As the SARC dataset has many variants (Main Balanced, Main Unbalanced, and Pol), in order to make our analyses more consistent with the Sarcasm V2 Corpus, we run our experiments only on the first version of the Main Balanced dataset, composed of an equal distribution of both sarcastic (505,413) and non-sarcastic (505,413) statements (total train size: 1,010,826). The authors also provide a balanced test set of 251,608 comments, which we use for model evaluation.
SARCTwitter. To test our models on comments with a structure more similar to the EmoNet ones, we select the benchmark dataset used by Majumder et al. [
28] and created by Mishra et al. [
7]. The dataset consists of 994 tweets from Twitter, manually annotated by seven readers with both sarcastic and sentiment information, i.e., each tweet has two labels, one for sentiment and one for sarcasm. Out of 994 tweets, 383 are labeled as positive (sentiment) and the remaining 611 are labeled as negative (sentiment). Additionally, out of these 994 tweets, 350 are labeled as sarcastic and the remaining 644 are labeled as non-sarcastic. The dataset contains also eye-movement of the readers that we ignored for our experiment as our focus is to detect sarcasm
solely from the text content. We refer to this dataset as SARCTwitter.
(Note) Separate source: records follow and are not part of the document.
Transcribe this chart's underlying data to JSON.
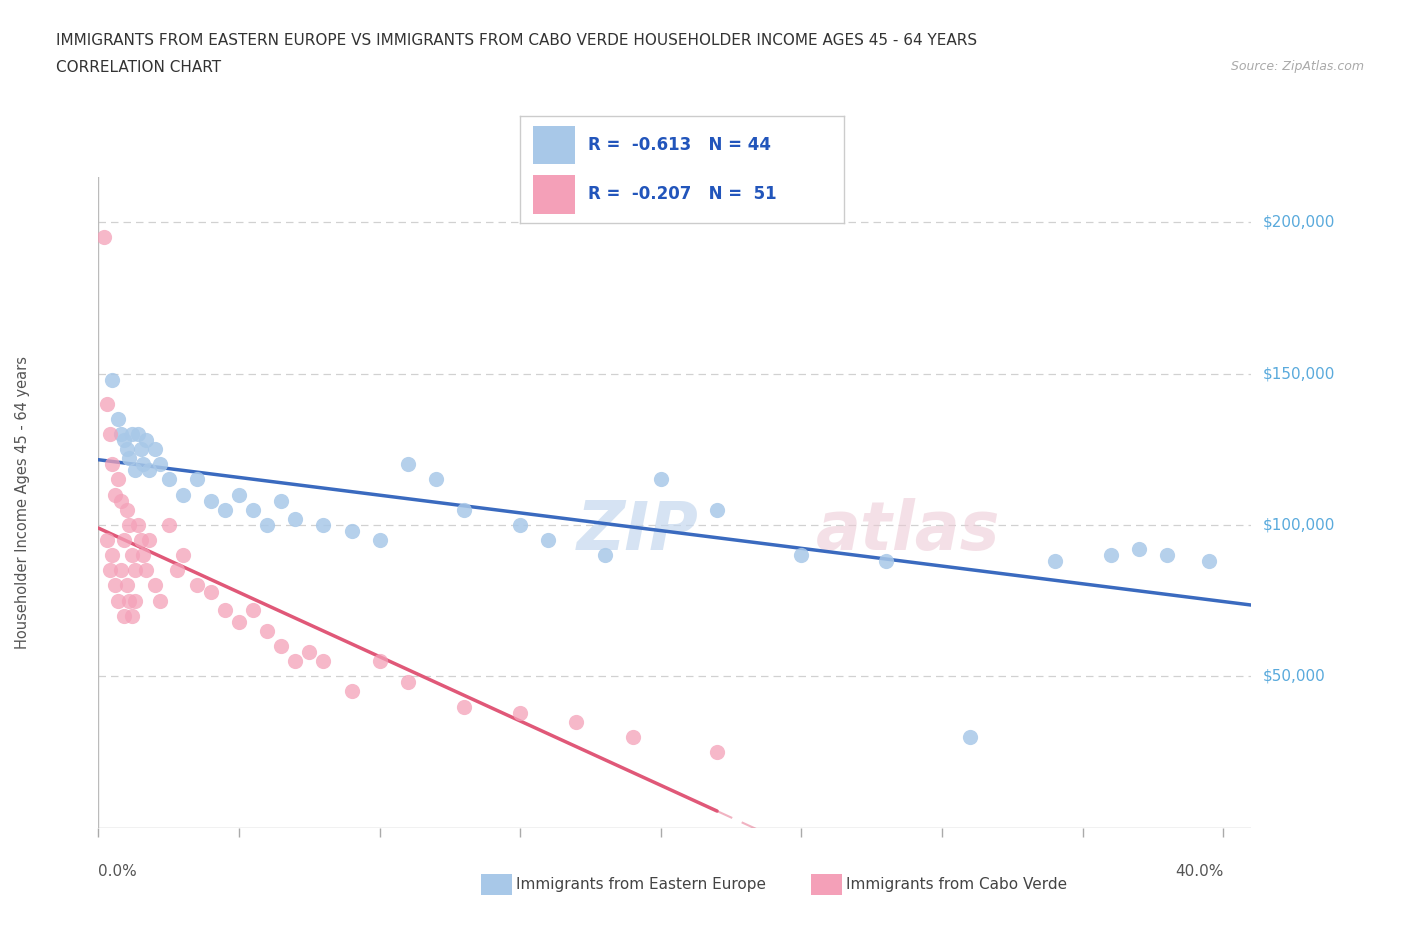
{
  "title_line1": "IMMIGRANTS FROM EASTERN EUROPE VS IMMIGRANTS FROM CABO VERDE HOUSEHOLDER INCOME AGES 45 - 64 YEARS",
  "title_line2": "CORRELATION CHART",
  "source": "Source: ZipAtlas.com",
  "ylabel": "Householder Income Ages 45 - 64 years",
  "eastern_europe_R": -0.613,
  "eastern_europe_N": 44,
  "cabo_verde_R": -0.207,
  "cabo_verde_N": 51,
  "eastern_europe_color": "#a8c8e8",
  "eastern_europe_line_color": "#3a6abf",
  "cabo_verde_color": "#f4a0b8",
  "cabo_verde_line_color": "#e05878",
  "background_color": "#ffffff",
  "grid_color": "#cccccc",
  "yaxis_color": "#5aaadc",
  "xmin": 0.0,
  "xmax": 0.41,
  "ymin": 0,
  "ymax": 215000,
  "yaxis_ticks": [
    50000,
    100000,
    150000,
    200000
  ],
  "yaxis_labels": [
    "$50,000",
    "$100,000",
    "$150,000",
    "$200,000"
  ],
  "watermark_zip": "ZIP",
  "watermark_atlas": "atlas",
  "legend_label1": "Immigrants from Eastern Europe",
  "legend_label2": "Immigrants from Cabo Verde",
  "ee_x": [
    0.005,
    0.007,
    0.008,
    0.009,
    0.01,
    0.011,
    0.012,
    0.013,
    0.014,
    0.015,
    0.016,
    0.017,
    0.018,
    0.02,
    0.022,
    0.025,
    0.03,
    0.035,
    0.04,
    0.045,
    0.05,
    0.055,
    0.06,
    0.065,
    0.07,
    0.08,
    0.09,
    0.1,
    0.11,
    0.12,
    0.13,
    0.15,
    0.16,
    0.18,
    0.2,
    0.22,
    0.25,
    0.28,
    0.31,
    0.34,
    0.36,
    0.37,
    0.38,
    0.395
  ],
  "ee_y": [
    148000,
    135000,
    130000,
    128000,
    125000,
    122000,
    130000,
    118000,
    130000,
    125000,
    120000,
    128000,
    118000,
    125000,
    120000,
    115000,
    110000,
    115000,
    108000,
    105000,
    110000,
    105000,
    100000,
    108000,
    102000,
    100000,
    98000,
    95000,
    120000,
    115000,
    105000,
    100000,
    95000,
    90000,
    115000,
    105000,
    90000,
    88000,
    30000,
    88000,
    90000,
    92000,
    90000,
    88000
  ],
  "cv_x": [
    0.002,
    0.003,
    0.003,
    0.004,
    0.004,
    0.005,
    0.005,
    0.006,
    0.006,
    0.007,
    0.007,
    0.008,
    0.008,
    0.009,
    0.009,
    0.01,
    0.01,
    0.011,
    0.011,
    0.012,
    0.012,
    0.013,
    0.013,
    0.014,
    0.015,
    0.016,
    0.017,
    0.018,
    0.02,
    0.022,
    0.025,
    0.028,
    0.03,
    0.035,
    0.04,
    0.045,
    0.05,
    0.055,
    0.06,
    0.065,
    0.07,
    0.075,
    0.08,
    0.09,
    0.1,
    0.11,
    0.13,
    0.15,
    0.17,
    0.19,
    0.22
  ],
  "cv_y": [
    195000,
    140000,
    95000,
    130000,
    85000,
    120000,
    90000,
    110000,
    80000,
    115000,
    75000,
    108000,
    85000,
    95000,
    70000,
    105000,
    80000,
    100000,
    75000,
    90000,
    70000,
    85000,
    75000,
    100000,
    95000,
    90000,
    85000,
    95000,
    80000,
    75000,
    100000,
    85000,
    90000,
    80000,
    78000,
    72000,
    68000,
    72000,
    65000,
    60000,
    55000,
    58000,
    55000,
    45000,
    55000,
    48000,
    40000,
    38000,
    35000,
    30000,
    25000
  ]
}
7. Conclusions and Future Work
Sarcasm is a complex phenomenon which is often hard to understand, even for humans. In our work, we showed the effectiveness of using large pre-trained BERT language models to predict it accurately. We demonstrated how sarcastic statements themselves can be recognized automatically with a good performance without even having to further use contextual information, such as users’ historical comments or parent comments. We also explored a transfer learning framework to exploit the correlation between sarcasm and the sentiment or emotions conveyed in the text, and found that an intermediate task training on a correlated task can improve the effectiveness of the base BERT models, with sentiment having a higher impact than emotions on the performance, especially on sarcasm detection datasets that are small in size. We thus established new state-of-the-art results on three datasets for sarcasm detection. Specifically, the improvement in performance of BERT-based models (with and without intermediate task transfer learning) compared with previous works on sarcasm detection is significant and is as high as 11.53%. We found that the BERT models that use only the message content perform better than models that leverage additional information from a writer’s history encoded as personality features in prior work. We found this result to be remarkable. Moreover, if the dataset size for the target task—sarcasm detection—is small then intermediate task transfer learning (with sentiment as the intermediate task) can improve the performance further.
We believe that our models can be used as strong baselines for new research on this task and we expect that enhancing the models with contextual data, such as user embeddings, in future work, new state-of-the-art performance can be reached. Integrating multiple intermediate tasks at the same time could potentially improve the performance further, although caution should be taken to avoid the loss of knowledge from the general domain while learning from the intermediate tasks. We make our code available to further research in this area.